Menjelang sore, kami lanjut menapaki jalanan Bukittinggi mencari persewaan sepeda motor. Beberapa tempat yang direkomendasikan oleh teman ternyata tidak menyewakan sepeda motor kepada turis lokal atau stok motor mereka habis. Terpaksalah sore itu kami berjalan kaki mengunjungi Jam Gadang, Benteng Fort de Kock, Jembatan Limpapeh, dan Taman Margasatwa dan Budaya Kinantan. Kami kira kejadian kurang menyenangkan berakhir di hilangnya jaket saya, tapi ternyata ketika sedang melihat-lihat Jam Gadang kami dipalak oleh serombongan badut.

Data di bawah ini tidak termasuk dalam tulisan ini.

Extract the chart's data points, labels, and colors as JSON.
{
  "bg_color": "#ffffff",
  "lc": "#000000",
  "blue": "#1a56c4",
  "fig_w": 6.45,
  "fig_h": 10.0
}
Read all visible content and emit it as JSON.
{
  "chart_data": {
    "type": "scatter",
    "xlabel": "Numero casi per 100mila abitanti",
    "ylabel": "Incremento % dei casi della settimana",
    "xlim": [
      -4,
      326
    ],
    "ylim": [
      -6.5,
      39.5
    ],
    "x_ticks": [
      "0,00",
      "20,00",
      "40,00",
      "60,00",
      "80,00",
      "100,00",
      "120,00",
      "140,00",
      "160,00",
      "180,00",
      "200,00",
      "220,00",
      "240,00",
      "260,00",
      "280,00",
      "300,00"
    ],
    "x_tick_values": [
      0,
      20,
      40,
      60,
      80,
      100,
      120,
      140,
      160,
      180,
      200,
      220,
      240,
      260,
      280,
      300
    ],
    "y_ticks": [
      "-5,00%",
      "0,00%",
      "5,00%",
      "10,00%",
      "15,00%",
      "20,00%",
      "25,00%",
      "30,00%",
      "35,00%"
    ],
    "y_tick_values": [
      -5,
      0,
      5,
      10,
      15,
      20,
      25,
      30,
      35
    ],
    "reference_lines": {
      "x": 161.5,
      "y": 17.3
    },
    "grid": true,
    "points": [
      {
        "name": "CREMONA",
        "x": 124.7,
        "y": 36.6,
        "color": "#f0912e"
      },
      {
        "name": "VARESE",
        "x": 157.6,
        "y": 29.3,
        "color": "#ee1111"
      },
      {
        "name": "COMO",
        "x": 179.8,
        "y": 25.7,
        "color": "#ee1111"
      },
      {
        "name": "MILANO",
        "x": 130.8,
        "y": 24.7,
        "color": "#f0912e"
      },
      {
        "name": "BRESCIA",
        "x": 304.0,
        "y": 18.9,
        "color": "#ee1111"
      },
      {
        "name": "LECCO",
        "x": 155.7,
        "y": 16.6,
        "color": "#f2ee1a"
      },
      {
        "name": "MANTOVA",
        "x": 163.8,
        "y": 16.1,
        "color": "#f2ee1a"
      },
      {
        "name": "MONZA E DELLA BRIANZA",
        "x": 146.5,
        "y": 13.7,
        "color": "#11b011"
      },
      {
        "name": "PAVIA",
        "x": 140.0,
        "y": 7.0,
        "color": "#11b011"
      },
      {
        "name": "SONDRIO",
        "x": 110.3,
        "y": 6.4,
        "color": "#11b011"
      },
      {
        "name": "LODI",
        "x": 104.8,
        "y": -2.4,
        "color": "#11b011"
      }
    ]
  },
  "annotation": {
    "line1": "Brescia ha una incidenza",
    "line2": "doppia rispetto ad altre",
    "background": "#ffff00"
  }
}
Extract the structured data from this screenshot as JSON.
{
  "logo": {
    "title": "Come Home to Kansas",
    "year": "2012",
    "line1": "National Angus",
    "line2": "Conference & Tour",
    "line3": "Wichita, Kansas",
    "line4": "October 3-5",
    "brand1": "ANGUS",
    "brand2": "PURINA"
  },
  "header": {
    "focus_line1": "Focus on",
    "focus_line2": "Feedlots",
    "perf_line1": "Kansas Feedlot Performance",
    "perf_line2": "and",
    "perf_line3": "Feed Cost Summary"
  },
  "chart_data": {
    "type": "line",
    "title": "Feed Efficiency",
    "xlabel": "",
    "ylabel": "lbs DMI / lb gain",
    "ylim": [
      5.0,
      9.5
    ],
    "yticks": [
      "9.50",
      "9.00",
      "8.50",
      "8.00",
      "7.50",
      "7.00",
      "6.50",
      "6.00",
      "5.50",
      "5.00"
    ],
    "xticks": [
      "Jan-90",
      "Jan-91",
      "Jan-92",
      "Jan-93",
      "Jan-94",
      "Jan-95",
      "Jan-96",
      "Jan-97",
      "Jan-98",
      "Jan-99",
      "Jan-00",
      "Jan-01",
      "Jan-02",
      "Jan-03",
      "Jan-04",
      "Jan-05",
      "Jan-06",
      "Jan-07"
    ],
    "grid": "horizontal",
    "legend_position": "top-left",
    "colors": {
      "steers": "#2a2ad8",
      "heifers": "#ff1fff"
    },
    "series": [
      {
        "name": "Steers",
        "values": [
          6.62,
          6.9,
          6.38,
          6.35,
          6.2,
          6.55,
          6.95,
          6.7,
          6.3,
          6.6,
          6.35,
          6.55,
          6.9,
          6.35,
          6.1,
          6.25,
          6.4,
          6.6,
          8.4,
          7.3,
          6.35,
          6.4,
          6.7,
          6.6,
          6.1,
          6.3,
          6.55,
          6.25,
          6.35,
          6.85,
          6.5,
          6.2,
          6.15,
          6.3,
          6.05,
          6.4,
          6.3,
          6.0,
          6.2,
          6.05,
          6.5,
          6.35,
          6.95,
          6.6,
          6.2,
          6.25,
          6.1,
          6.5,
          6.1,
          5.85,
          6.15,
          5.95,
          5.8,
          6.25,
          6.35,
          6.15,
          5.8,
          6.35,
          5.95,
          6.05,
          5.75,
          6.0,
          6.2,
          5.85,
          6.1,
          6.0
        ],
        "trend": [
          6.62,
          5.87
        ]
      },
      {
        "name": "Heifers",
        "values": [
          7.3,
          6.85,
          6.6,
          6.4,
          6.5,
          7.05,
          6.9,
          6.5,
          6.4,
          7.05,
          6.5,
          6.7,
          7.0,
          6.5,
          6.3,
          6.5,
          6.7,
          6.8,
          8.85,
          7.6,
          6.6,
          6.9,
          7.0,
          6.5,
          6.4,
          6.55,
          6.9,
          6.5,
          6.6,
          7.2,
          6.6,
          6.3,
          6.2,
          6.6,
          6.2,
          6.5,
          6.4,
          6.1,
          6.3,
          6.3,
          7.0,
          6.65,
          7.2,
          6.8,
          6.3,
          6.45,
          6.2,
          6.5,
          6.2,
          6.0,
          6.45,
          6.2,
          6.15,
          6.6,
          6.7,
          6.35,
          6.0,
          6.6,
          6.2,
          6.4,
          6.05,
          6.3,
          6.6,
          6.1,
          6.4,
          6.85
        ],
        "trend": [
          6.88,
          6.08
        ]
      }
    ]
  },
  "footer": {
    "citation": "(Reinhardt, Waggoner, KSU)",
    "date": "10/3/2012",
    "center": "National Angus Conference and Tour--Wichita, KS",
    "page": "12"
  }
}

Jadi, di kawasan Jam Gadang ini ada orang-orang yang berkostum tokoh kartun gitu. Mereka menawari berfoto bareng. Istri pun senang berfoto dengan badut berkostum minion. Mendadak badut yang berkostum lain ikut masuk dalam frame kamera saya. Ternyata usai foto-foto mereka minta uang. Lha, kenapa gak dibilang di awal kalau harus bayar? Entah kami kasih atau malah kami melarikan diri saat itu saya lupa. Di catatan biaya yang kami keluarkan sih gak muncul tuh uang buat bayar badut 😛

Hotel Kartini dari depan

Hotel Kartini dari depan

Jembatan Limpapeh

Jembatan Limpapeh

Ceria di benteng fort de kock

Ceria di benteng fort de kock

Capek seharian, kami menghabiskan waktu malam di Haus of Tea sekalian mau ketemuan dengan teman yang sudah membantu kami guiding via messenger seharian ini. Salmon Steak dan Banana Milkshake yang saya pesan. Setelah kejadian seharian kurang menyenangkan, saya pikir makan steak menjadi penutup hari yang menyenangkan. Benar saja, steak-nya cukup enak. Walaupun karena saya makan steak istri jadi merasa harus mengirit. Dia hanya memesan cakue saja. Bukan saya pelit lho ya. Istri saya memang pengertian, tidak mau merepotkan suaminya. Huahahaha..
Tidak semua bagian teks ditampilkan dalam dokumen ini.